Aber es gibt auch Kritik an den Maßnahmen durch den FC Bayern: Man halte die „kollektive Bestrafung aller 80 Mitfahrer, also explizit auch aller Unschuldigen und Unbeteiligten für höchst fragwürdig. Die überwiegende Mehrheit der in den Bussen mitgereisten Bayern-Fans war an dem Vorfall nicht beteiligt.” Einige seien in den Bussen sitzen geblieben, hätten um 8 Uhr morgens auch noch geschlafen. Es sind heikle Zeiten in einer heiklen Beziehung zwischen dem FC Bayern und seinen Ultras.
Die Ultra-Szene bilden im wesentlichen die „Schickeria” und der „Club Nr. 12”, der sich als Fanclub-übergreifende Vereinigung sieht. Im wesentlichen haben diese Gruppierungen den Kern der alten Südkurve im Olympiastadion gestellt.

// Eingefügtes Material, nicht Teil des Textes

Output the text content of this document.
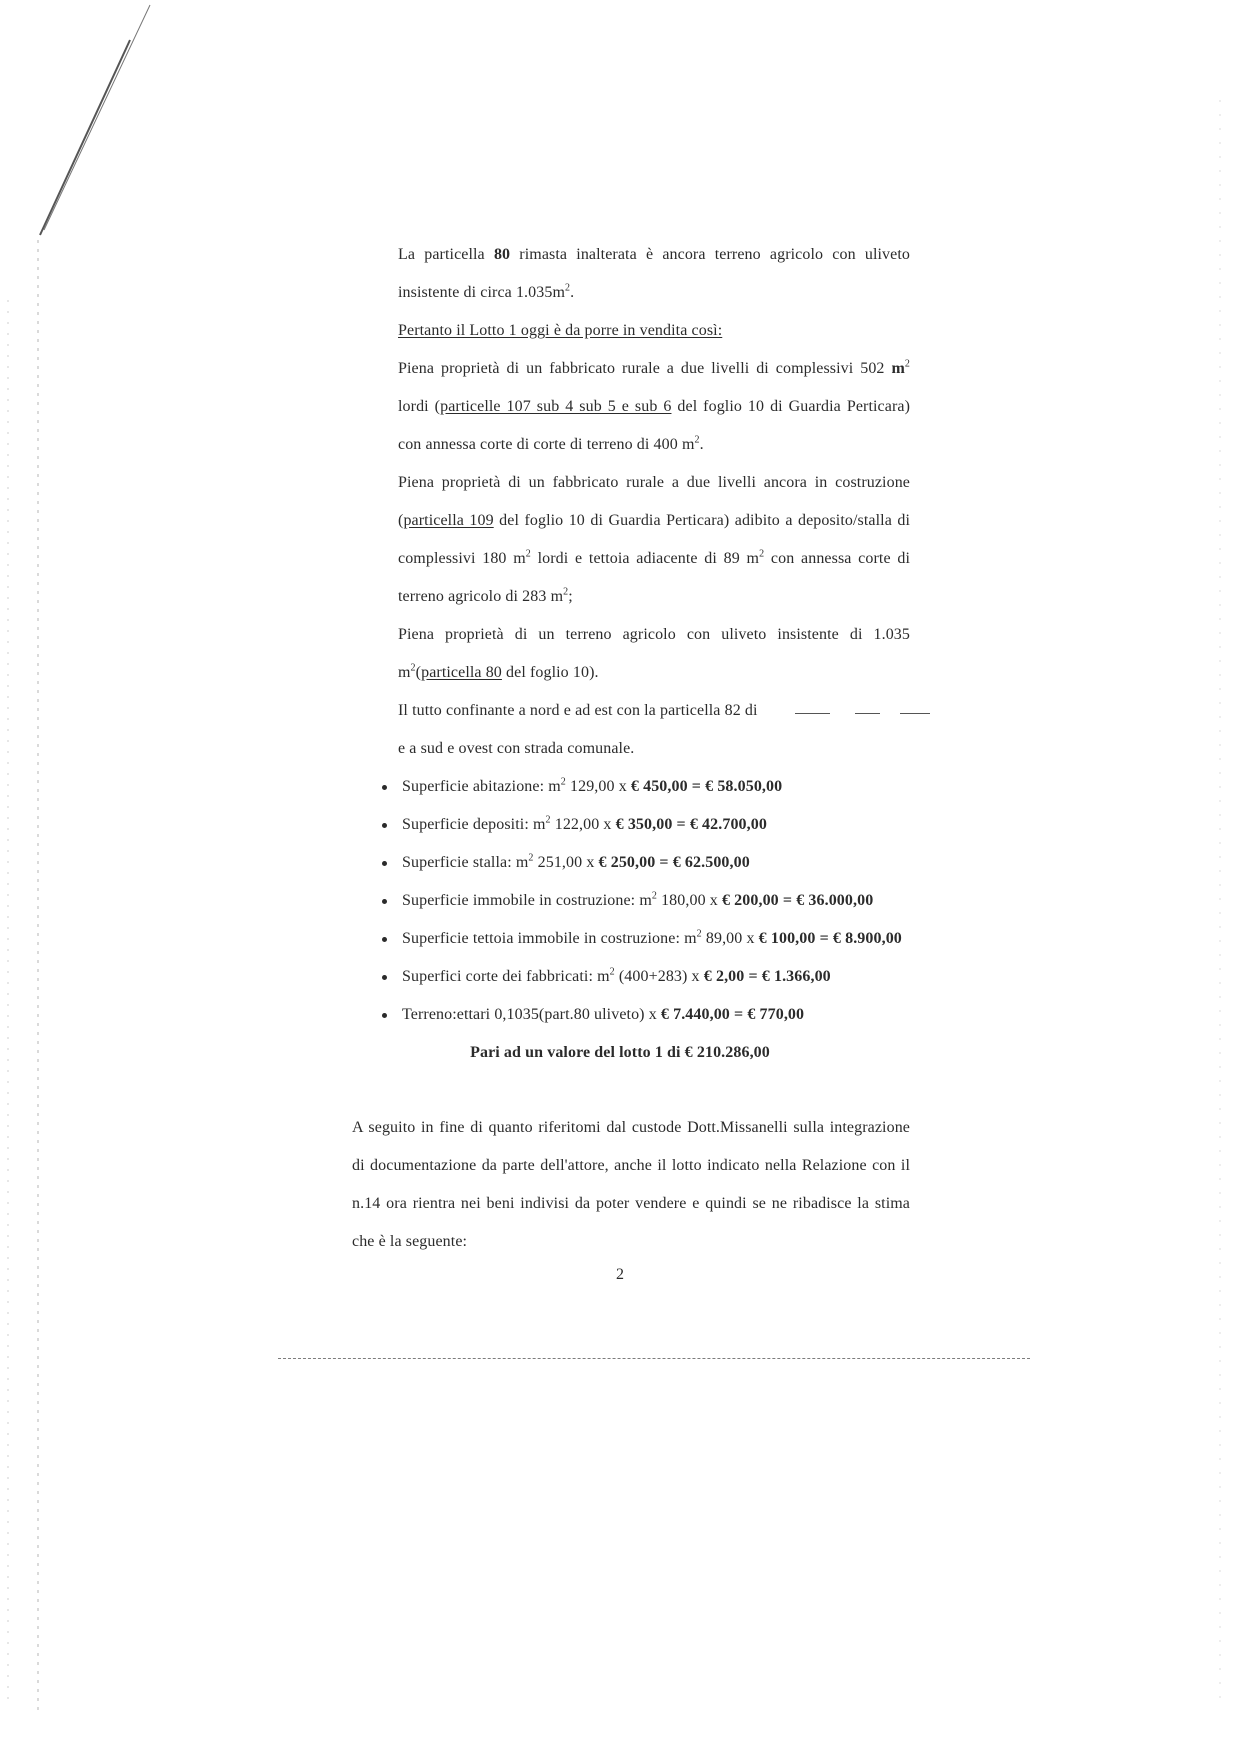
La particella 80 rimasta inalterata è ancora terreno agricolo con uliveto
insistente di circa $1.035m^2$.
Pertanto il Lotto 1 oggi è da porre in vendita così:
Piena proprietà di un fabbricato rurale a due livelli di complessivi 502 $m^2$
lordi (particelle 107 sub 4 sub 5 e sub 6 del foglio 10 di Guardia Perticara)
con annessa corte di corte di terreno di 400 $m^2$.
Piena proprietà di un fabbricato rurale a due livelli ancora in costruzione
(particella 109 del foglio 10 di Guardia Perticara) adibito a deposito/stalla di
complessivi 180 $m^2$ lordi e tettoia adiacente di 89 $m^2$ con annessa corte di
terreno agricolo di 283 $m^2$;
Piena proprietà di un terreno agricolo con uliveto insistente di 1.035
$m^2(particella$ 80 del foglio 10).
Il tutto confinante a nord e ad est con la particella 82 di
e a sud e ovest con strada comunale.
Superficie abitazione: $m^2$ 129,00 x € 450,00 = € 58.050,00
Superficie depositi: $m^2$ 122,00 x € 350,00 = € 42.700,00
Superficie stalla: $m^2$ 251,00 x € 250,00 = € 62.500,00
Superficie immobile in costruzione: $m^2$ 180,00 x € 200,00 = € 36.000,00
Superficie tettoia immobile in costruzione: $m^2$ 89,00 x € 100,00 = € 8.900,00
Superfici corte dei fabbricati: $m^2$ (400+283) x € 2,00 = € 1.366,00
Terreno:ettari 0,1035(part.80 uliveto) x € 7.440,00 = € 770,00
Pari ad un valore del lotto 1 di € 210.286,00
A seguito in fine di quanto riferitomi dal custode Dott.Missanelli sulla integrazione
di documentazione da parte dell'attore, anche il lotto indicato nella Relazione con il
n.14 ora rientra nei beni indivisi da poter vendere e quindi se ne ribadisce la stima
che è la seguente:
2
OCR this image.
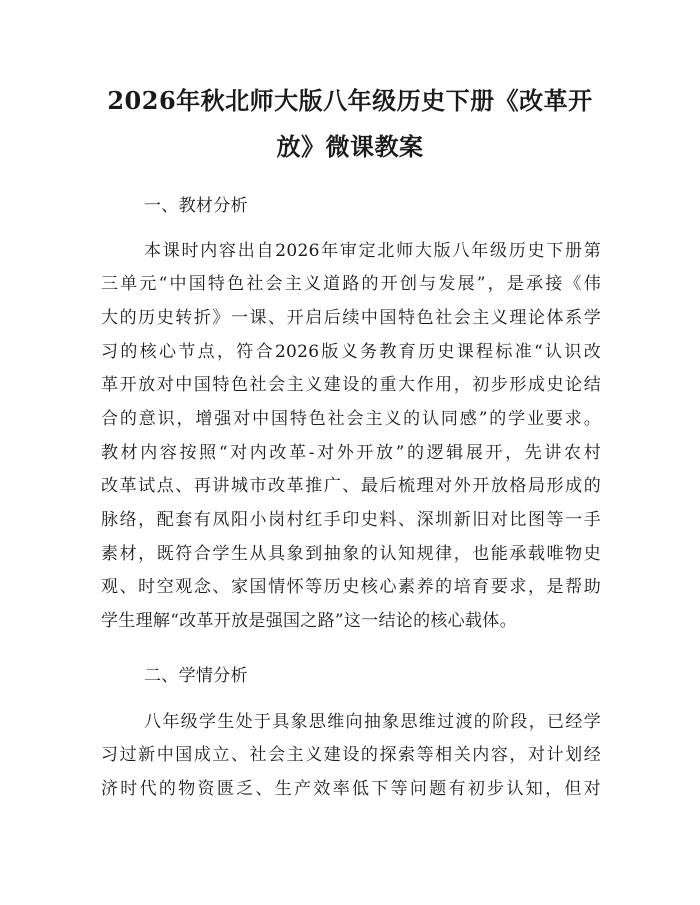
2026年秋北师大版八年级历史下册《改革开
放》微课教案
一、教材分析
本课时内容出自2026年审定北师大版八年级历史下册第
三单元“中国特色社会主义道路的开创与发展”，是承接《伟
大的历史转折》一课、开启后续中国特色社会主义理论体系学
习的核心节点，符合2026版义务教育历史课程标准“认识改
革开放对中国特色社会主义建设的重大作用，初步形成史论结
合的意识，增强对中国特色社会主义的认同感”的学业要求。
教材内容按照“对内改革-对外开放”的逻辑展开，先讲农村
改革试点、再讲城市改革推广、最后梳理对外开放格局形成的
脉络，配套有凤阳小岗村红手印史料、深圳新旧对比图等一手
素材，既符合学生从具象到抽象的认知规律，也能承载唯物史
观、时空观念、家国情怀等历史核心素养的培育要求，是帮助
学生理解“改革开放是强国之路”这一结论的核心载体。
二、学情分析
八年级学生处于具象思维向抽象思维过渡的阶段，已经学
习过新中国成立、社会主义建设的探索等相关内容，对计划经
济时代的物资匮乏、生产效率低下等问题有初步认知，但对
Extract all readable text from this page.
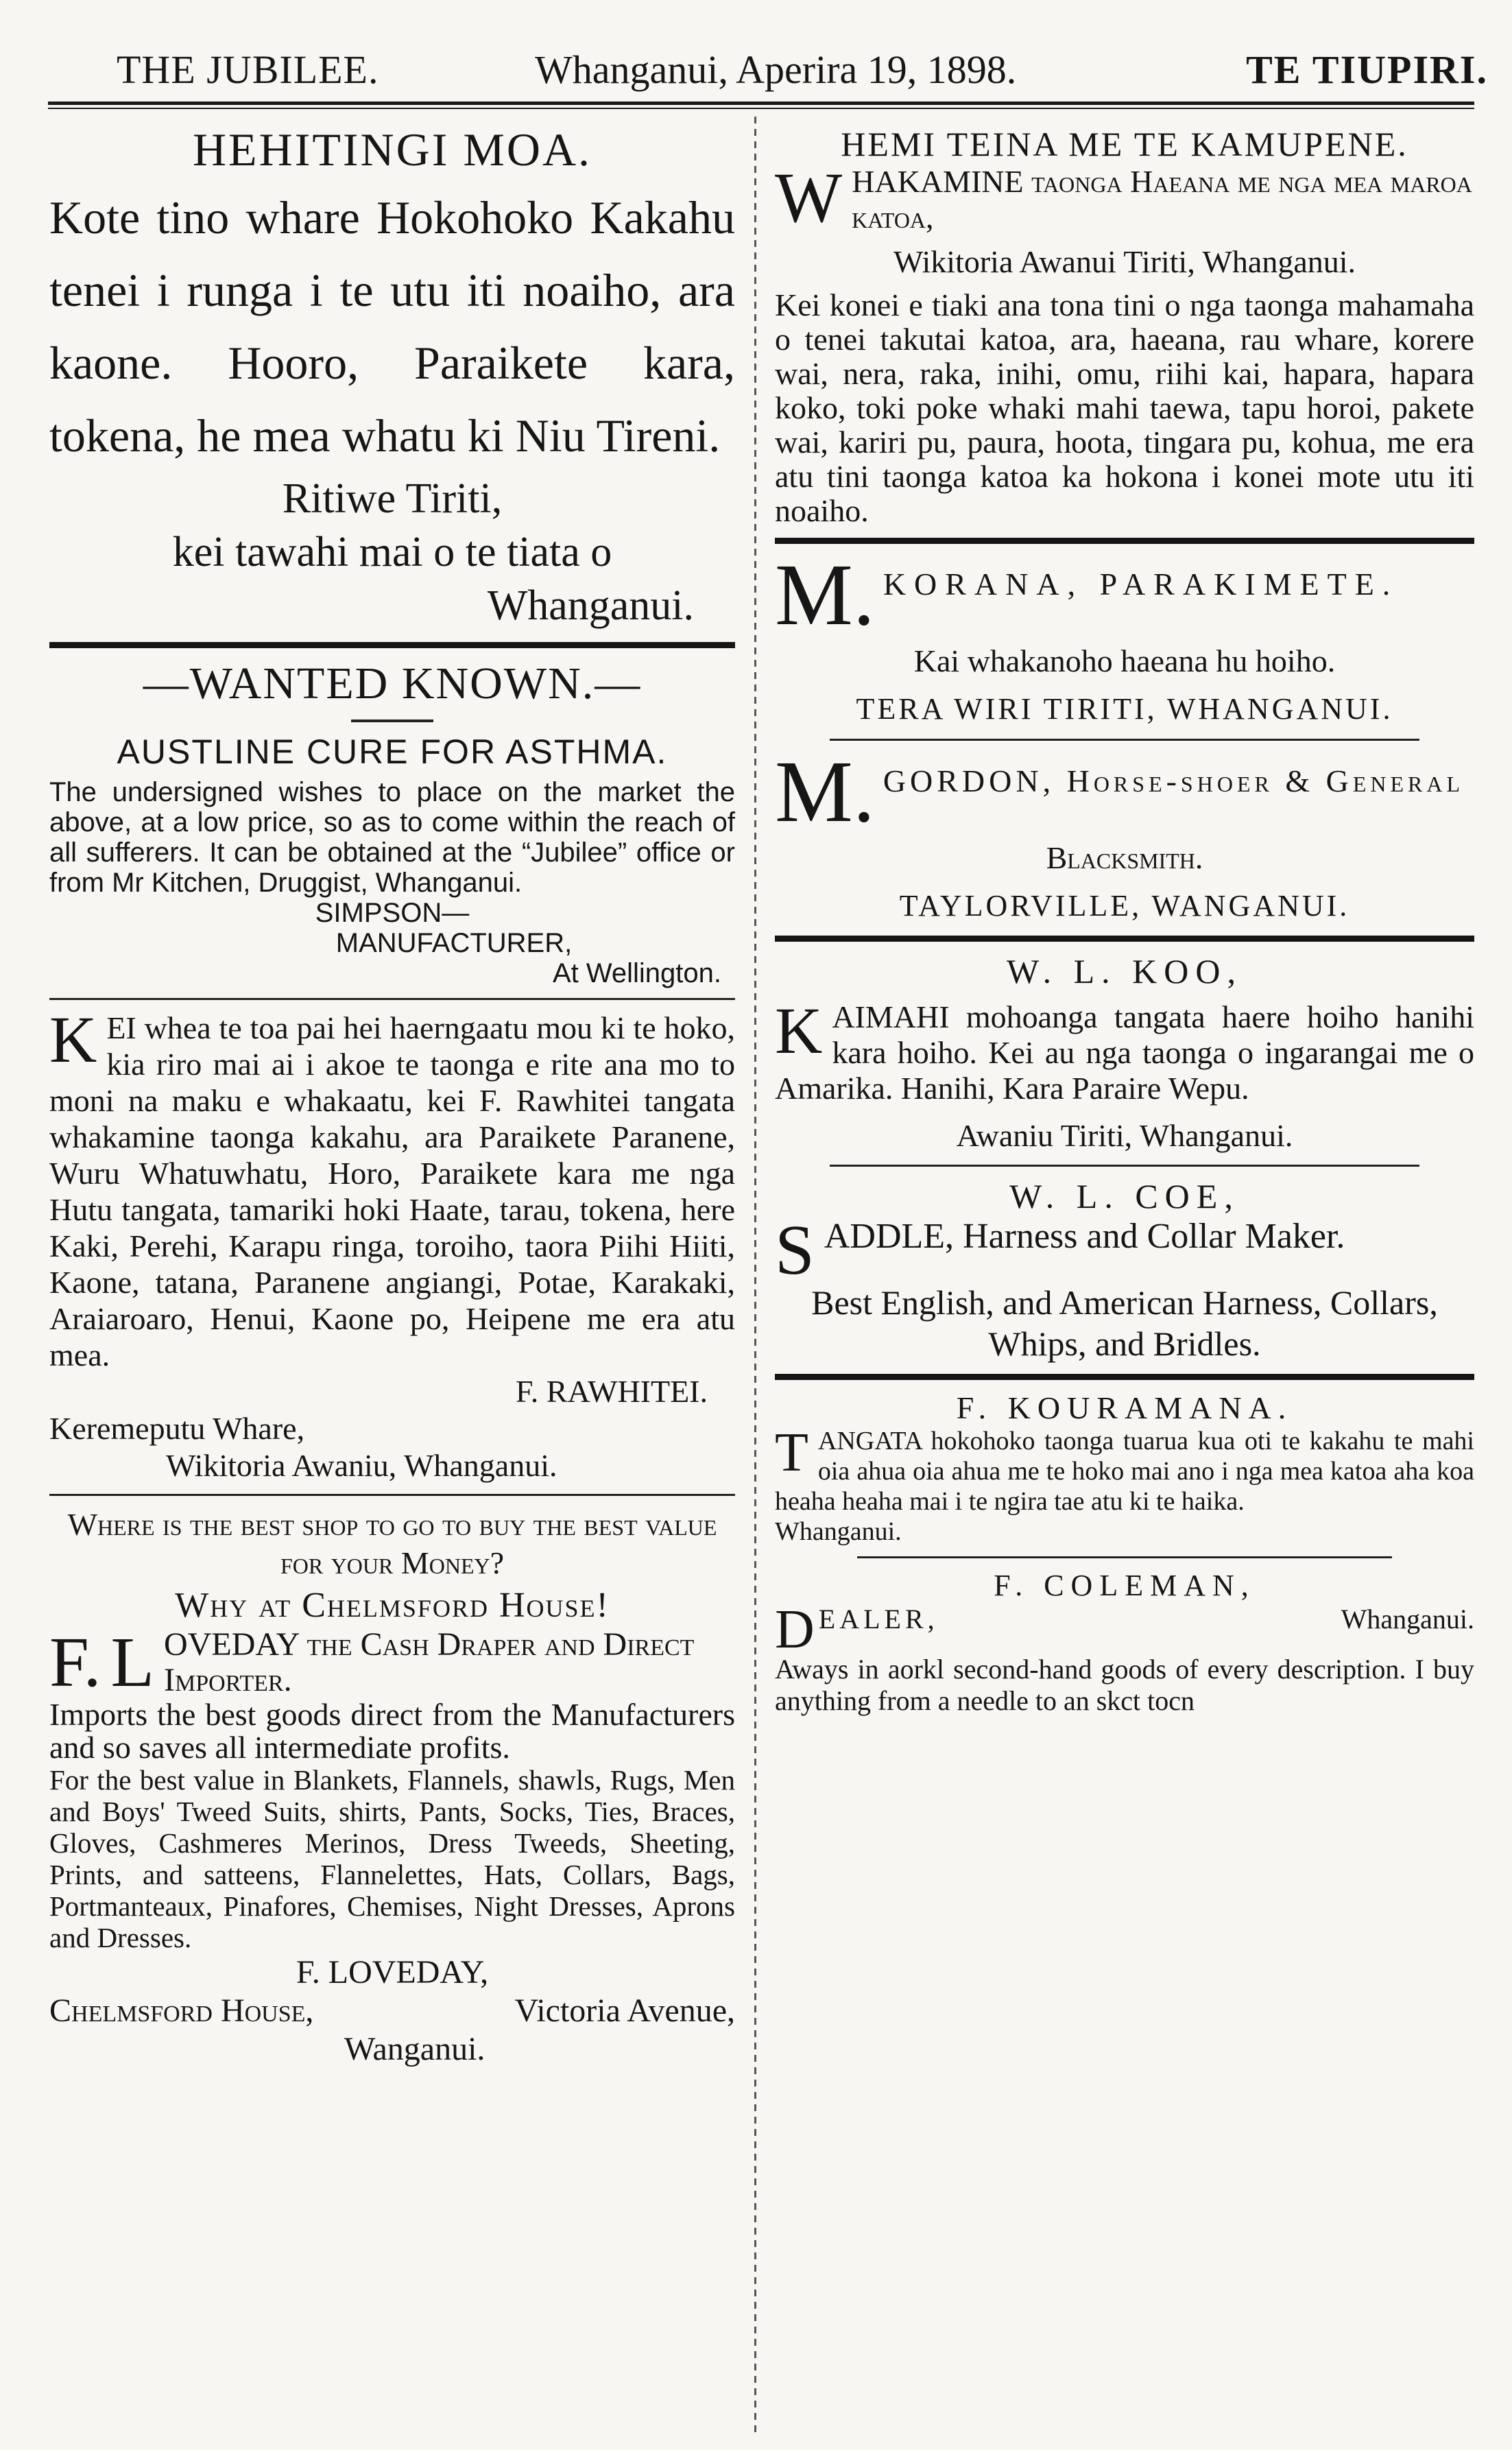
THE JUBILEE.	Whanganui, Aperira 19, 1898.	TE TIUPIRI.
HEHITINGI MOA.

Kote tino whare Hokohoko Kakahu tenei i runga i te utu iti noaiho, ara kaone. Hooro, Paraikete kara, tokena, he mea whatu ki Niu Tireni.

Ritiwe Tiriti,
kei tawahi mai o te tiata o
Whanganui.
—WANTED KNOWN.—
AUSTLINE CURE FOR ASTHMA.

The undersigned wishes to place on the market the above, at a low price, so as to come within the reach of all sufferers. It can be obtained at the “Jubilee” office or from Mr Kitchen, Druggist, Whanganui.

SIMPSON—
MANUFACTURER,
At Wellington.

KEI whea te toa pai hei haerngaatu mou ki te hoko, kia riro mai ai i akoe te taonga e rite ana mo to moni na maku e whakaatu, kei F. Rawhitei tangata whakamine taonga kakahu, ara Paraikete Paranene, Wuru Whatuwhatu, Horo, Paraikete kara me nga Hutu tangata, tamariki hoki Haate, tarau, tokena, here Kaki, Perehi, Karapu ringa, toroiho, taora Piihi Hiiti, Kaone, tatana, Paranene angiangi, Potae, Karakaki, Araiaroaro, Henui, Kaone po, Heipene me era atu mea.

F. RAWHITEI.
Keremeputu Whare,
Wikitoria Awaniu, Whanganui.

Where is the best shop to go to buy the best value for your Money?

Why at Chelmsford House!

F. L OVEDAY the Cash Draper and Direct Importer.

Imports the best goods direct from the Manufacturers and so saves all intermediate profits.

For the best value in Blankets, Flannels, shawls, Rugs, Men and Boys' Tweed Suits, shirts, Pants, Socks, Ties, Braces, Gloves, Cashmeres Merinos, Dress Tweeds, Sheeting, Prints, and satteens, Flannelettes, Hats, Collars, Bags, Portmanteaux, Pinafores, Chemises, Night Dresses, Aprons and Dresses.

F. LOVEDAY,
Chelmsford House,	Victoria Avenue,
Wanganui.
HEMI TEINA ME TE KAMUPENE.

WHAKAMINE taonga Haeana me nga mea maroa katoa,

Wikitoria Awanui Tiriti, Whanganui.

Kei konei e tiaki ana tona tini o nga taonga mahamaha o tenei takutai katoa, ara, haeana, rau whare, korere wai, nera, raka, inihi, omu, riihi kai, hapara, hapara koko, toki poke whaki mahi taewa, tapu horoi, pakete wai, kariri pu, paura, hoota, tingara pu, kohua, me era atu tini taonga katoa ka hokona i konei mote utu iti noaiho.

M. KORANA, PARAKIMETE.
Kai whakanoho haeana hu hoiho.
TERA WIRI TIRITI, WHANGANUI.
M. GORDON, Horse-shoer & General
Blacksmith.
TAYLORVILLE, WANGANUI.
W. L. KOO,

KAIMAHI mohoanga tangata haere hoiho hanihi kara hoiho. Kei au nga taonga o ingarangai me o Amarika. Hanihi, Kara Paraire Wepu.

Awaniu Tiriti, Whanganui.
W. L. COE,

SADDLE, Harness and Collar Maker.

Best English, and American Harness, Collars, Whips, and Bridles.

F. KOURAMANA.

TANGATA hokohoko taonga tuarua kua oti te kakahu te mahi oia ahua oia ahua me te hoko mai ano i nga mea katoa aha koa heaha heaha mai i te ngira tae atu ki te haika.

Whanganui.
F. COLEMAN,
D EALER,	Whanganui.

Aways in aorkl second-hand goods of every description. I buy anything from a needle to an skct tocn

Ultras sind gegen kommerzielle Auswüchse im Fußball, sie engagieren sich für den Erhalt von Stehplätzen und für die Stimmung im Stadion. Blockfahnen, Choreographien, die über mehrere Blöcke gehen (wie vor den Champions League-Heimspielen gegen Real Madrid und AC Mailand) sind Markenzeichen der Ultras.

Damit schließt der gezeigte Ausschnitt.